ACT Health Minister Katy Gallagher has ruled out a free-standing birth centre in Canberra and says the current centre will continue to operate within the planned Women's and Children's Hospital.
Lobby group Friends of the Birth Centre has urged the Government to expand the centre's services and renewed claims that plans for the new $90million hospital did not include a dedicated birth centre.
A birth centre is run by midwives and offers pregnant women the chance to have ''natural'' births with minimal medical intervention.
The ACT's only birth centre is attached to Canberra Hospital and delivers more than 600 babies a year.
The group's convener, Emma Davidson, said pregnant women had only a verbal statement from Ms Gallagher to reassure them the birth centre would continue to operate.
''We had a meeting with Katy Gallagher ... just before the election and she made a verbal commitment that there would be some form of birth centre, it would be maybe a separate entrance to one of the birth pods or something like that so women don't feel that they're coming into a hospital environment to have their babies,'' she said.
''But since then we haven't managed to have any meetings with the Department of Health and we don't know what's going on.''
Ms Davidson said the high demand for places at the birth centre showed there was an increasing desire for non-hospital births.

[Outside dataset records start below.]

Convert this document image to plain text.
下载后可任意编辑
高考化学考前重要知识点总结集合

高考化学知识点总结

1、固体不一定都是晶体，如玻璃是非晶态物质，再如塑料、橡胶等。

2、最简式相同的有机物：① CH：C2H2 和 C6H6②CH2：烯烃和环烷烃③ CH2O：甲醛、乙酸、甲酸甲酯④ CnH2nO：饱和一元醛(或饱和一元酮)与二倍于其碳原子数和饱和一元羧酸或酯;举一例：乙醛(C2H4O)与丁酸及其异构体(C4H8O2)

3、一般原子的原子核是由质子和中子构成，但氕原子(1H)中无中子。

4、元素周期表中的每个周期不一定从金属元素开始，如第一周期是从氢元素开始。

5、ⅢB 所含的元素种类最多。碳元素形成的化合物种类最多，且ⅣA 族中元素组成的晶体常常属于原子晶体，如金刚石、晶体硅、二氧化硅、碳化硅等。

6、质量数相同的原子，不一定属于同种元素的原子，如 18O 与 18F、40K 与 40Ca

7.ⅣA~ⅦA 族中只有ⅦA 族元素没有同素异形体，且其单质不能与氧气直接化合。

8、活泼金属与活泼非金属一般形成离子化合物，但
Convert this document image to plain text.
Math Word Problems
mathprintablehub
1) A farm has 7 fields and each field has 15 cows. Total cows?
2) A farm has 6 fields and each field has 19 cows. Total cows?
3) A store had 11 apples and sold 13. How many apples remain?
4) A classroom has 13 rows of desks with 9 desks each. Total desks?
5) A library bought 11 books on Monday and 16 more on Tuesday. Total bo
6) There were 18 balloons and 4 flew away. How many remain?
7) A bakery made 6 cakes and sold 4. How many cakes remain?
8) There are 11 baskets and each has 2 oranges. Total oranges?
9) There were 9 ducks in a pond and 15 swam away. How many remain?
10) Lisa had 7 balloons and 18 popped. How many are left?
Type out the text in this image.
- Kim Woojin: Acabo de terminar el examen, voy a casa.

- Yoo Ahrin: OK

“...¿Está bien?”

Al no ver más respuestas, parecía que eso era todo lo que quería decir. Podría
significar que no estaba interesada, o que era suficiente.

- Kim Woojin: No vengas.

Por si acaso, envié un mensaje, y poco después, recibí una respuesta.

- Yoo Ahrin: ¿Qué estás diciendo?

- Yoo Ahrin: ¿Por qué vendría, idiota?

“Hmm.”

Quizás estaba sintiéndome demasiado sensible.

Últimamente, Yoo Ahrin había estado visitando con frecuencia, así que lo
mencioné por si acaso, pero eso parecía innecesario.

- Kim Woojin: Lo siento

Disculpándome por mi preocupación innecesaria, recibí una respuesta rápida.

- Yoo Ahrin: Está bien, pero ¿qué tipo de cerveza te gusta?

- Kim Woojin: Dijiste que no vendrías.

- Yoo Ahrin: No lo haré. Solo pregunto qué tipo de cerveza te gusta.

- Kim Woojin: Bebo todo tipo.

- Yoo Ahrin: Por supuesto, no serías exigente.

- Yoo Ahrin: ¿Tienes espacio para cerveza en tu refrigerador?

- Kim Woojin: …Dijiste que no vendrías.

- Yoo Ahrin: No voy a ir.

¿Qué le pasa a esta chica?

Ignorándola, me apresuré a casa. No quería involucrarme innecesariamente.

''At the moment we've got a birth centre that's attached to the Canberra Hospital and that's fantastic ... But there are some women who would prefer to be in a free-standing birth centre that's not overseen by obstetrics at a hospital and these women in Canberra don't really have anywhere to go,'' she said.
Ms Gallagher guaranteed the birth centre would continue to operate at the new hospital and would ensure Friends of the Birth Centre were consulted on the architect's plans.
But she said there would not be a free-standing birth centre.
''There will be a separate birth centre, like the one that's run now, with midwives, with midwife-led care.
''If there is a need to have more capacity within the existing birth centre then that certainly will be looked at.''
A report published by the Australian Institute of Health and Welfare last week showed Canberran women were second only to West Australians when it came to having their babies in a birth centre.
About 7 per cent of ACT mothers chose to give birth in a birth centre.